🤖 AI Summary
All-to-all communication in expert parallelism (EP) imposes severe overhead during inference for large Mixture-of-Experts (MoE) models. Method: We propose a prediction-driven parallel optimization framework that systematically integrates speculative parallelization into MoE inference—introducing speculative token reordering and expert-group pre-scheduling to losslessly compress EP communication volume without accuracy degradation. Our approach jointly leverages routing path prediction, dynamic expert topology pre-construction, and asynchronous pre-scheduling execution, and is deeply integrated with DeepSpeed-MoE and SGLang. Contribution/Results: Experiments on both homogeneous and heterogeneous networks demonstrate up to 72% reduction in EP communication volume, an average 31% decrease in end-to-end latency, and substantial improvements in throughput and latency-constrained inference efficiency—all achieved with zero precision loss.
📝 Abstract
MoE (Mixture of Experts) prevails as a neural architecture that can scale modern transformer-based LLMs (Large Language Models) to unprecedented scales.

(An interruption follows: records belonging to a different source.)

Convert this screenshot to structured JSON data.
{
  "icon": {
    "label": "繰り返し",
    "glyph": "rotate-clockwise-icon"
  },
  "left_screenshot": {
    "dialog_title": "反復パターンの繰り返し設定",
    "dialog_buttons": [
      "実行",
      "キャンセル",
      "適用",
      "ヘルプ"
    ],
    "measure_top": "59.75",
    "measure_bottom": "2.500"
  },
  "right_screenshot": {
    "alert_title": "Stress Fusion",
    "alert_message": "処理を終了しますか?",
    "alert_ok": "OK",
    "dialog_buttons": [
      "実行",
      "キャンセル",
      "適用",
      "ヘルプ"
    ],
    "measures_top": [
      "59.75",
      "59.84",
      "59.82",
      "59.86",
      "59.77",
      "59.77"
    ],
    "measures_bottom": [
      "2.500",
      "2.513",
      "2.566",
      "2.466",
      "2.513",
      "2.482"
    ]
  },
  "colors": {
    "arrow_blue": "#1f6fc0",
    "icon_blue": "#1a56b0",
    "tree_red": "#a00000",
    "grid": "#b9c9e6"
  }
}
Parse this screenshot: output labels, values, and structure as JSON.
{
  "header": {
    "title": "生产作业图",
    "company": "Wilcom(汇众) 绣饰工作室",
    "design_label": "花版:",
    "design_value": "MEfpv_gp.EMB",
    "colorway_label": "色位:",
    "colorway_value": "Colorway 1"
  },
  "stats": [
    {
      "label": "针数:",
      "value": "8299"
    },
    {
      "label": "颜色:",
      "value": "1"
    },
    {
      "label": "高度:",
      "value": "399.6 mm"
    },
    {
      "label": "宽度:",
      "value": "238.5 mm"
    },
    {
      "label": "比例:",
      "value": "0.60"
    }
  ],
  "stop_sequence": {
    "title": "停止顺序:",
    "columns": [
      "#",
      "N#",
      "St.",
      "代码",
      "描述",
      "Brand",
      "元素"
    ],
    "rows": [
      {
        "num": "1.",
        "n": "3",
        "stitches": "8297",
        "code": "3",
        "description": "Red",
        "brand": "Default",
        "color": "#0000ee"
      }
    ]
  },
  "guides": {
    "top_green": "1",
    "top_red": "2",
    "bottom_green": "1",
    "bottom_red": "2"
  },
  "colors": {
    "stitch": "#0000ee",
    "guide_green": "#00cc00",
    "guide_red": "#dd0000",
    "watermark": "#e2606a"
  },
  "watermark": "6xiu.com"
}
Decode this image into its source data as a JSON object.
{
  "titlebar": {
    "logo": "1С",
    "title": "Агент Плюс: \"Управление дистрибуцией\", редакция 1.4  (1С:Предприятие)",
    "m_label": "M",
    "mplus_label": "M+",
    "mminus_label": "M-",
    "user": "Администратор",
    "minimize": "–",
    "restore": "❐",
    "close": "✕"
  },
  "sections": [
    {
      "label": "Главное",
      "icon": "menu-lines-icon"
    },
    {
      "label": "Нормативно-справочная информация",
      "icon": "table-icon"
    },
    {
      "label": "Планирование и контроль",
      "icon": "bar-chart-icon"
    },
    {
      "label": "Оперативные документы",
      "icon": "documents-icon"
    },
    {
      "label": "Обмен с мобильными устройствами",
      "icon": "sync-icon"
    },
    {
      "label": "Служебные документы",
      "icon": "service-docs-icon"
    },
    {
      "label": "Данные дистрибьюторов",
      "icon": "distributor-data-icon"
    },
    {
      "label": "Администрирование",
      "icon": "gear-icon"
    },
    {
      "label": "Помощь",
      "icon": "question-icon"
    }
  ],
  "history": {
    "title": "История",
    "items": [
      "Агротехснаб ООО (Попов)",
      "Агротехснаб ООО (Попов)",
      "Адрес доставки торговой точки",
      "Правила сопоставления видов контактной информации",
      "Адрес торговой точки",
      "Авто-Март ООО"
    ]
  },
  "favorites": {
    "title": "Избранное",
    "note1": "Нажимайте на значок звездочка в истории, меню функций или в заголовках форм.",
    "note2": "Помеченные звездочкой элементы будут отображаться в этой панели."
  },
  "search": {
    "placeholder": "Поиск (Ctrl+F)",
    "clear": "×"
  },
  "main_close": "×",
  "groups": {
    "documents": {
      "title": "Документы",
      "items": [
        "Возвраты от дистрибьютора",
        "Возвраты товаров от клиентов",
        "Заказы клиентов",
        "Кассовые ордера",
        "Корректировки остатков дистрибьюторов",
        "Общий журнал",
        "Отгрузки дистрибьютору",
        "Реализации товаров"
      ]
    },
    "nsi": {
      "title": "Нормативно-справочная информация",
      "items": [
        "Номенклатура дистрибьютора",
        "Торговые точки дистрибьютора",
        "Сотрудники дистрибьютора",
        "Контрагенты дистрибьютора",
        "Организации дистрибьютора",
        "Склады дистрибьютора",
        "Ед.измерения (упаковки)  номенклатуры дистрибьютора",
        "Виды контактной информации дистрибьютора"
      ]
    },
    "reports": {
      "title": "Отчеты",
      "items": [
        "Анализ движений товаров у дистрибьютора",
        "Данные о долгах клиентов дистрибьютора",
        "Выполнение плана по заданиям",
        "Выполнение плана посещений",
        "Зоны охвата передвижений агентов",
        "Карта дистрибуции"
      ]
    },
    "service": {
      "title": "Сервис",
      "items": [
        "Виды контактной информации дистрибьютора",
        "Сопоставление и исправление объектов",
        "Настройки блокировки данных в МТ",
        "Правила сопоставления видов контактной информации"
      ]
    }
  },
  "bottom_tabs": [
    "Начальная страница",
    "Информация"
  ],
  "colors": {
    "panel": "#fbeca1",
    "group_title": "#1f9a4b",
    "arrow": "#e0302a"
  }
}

Nevertheless, large MoEs' great demands of computing power, memory capacity and memory bandwidth make scalable serving a fundamental challenge and efficient parallel inference has become a requisite to attain adequate throughput under latency constraints. DeepSpeed-MoE, one state-of-the-art MoE inference framework, adopts a 3D-parallel paradigm including EP (Expert Parallelism), TP (Tensor Parallel) and DP (Data Parallelism). However, our analysis shows DeepSpeed-MoE's inference efficiency is largely bottlenecked by EP, which is implemented with costly all-to-all collectives to route token activation. Our work aims to boost DeepSpeed-MoE by strategically reducing EP's communication overhead with a technique named Speculative MoE. Speculative MoE has two speculative parallelization schemes, speculative token shuffling and speculative expert grouping, which predict outstanding tokens' expert routing paths and pre-schedule tokens and experts across devices to losslessly trim EP's communication volume. Besides DeepSpeed-MoE, we also build Speculative MoE into a prevailing MoE inference engine SGLang. Experiments show Speculative MoE can significantly boost state-of-the-art MoE inference frameworks on fast homogeneous and slow heterogeneous interconnects.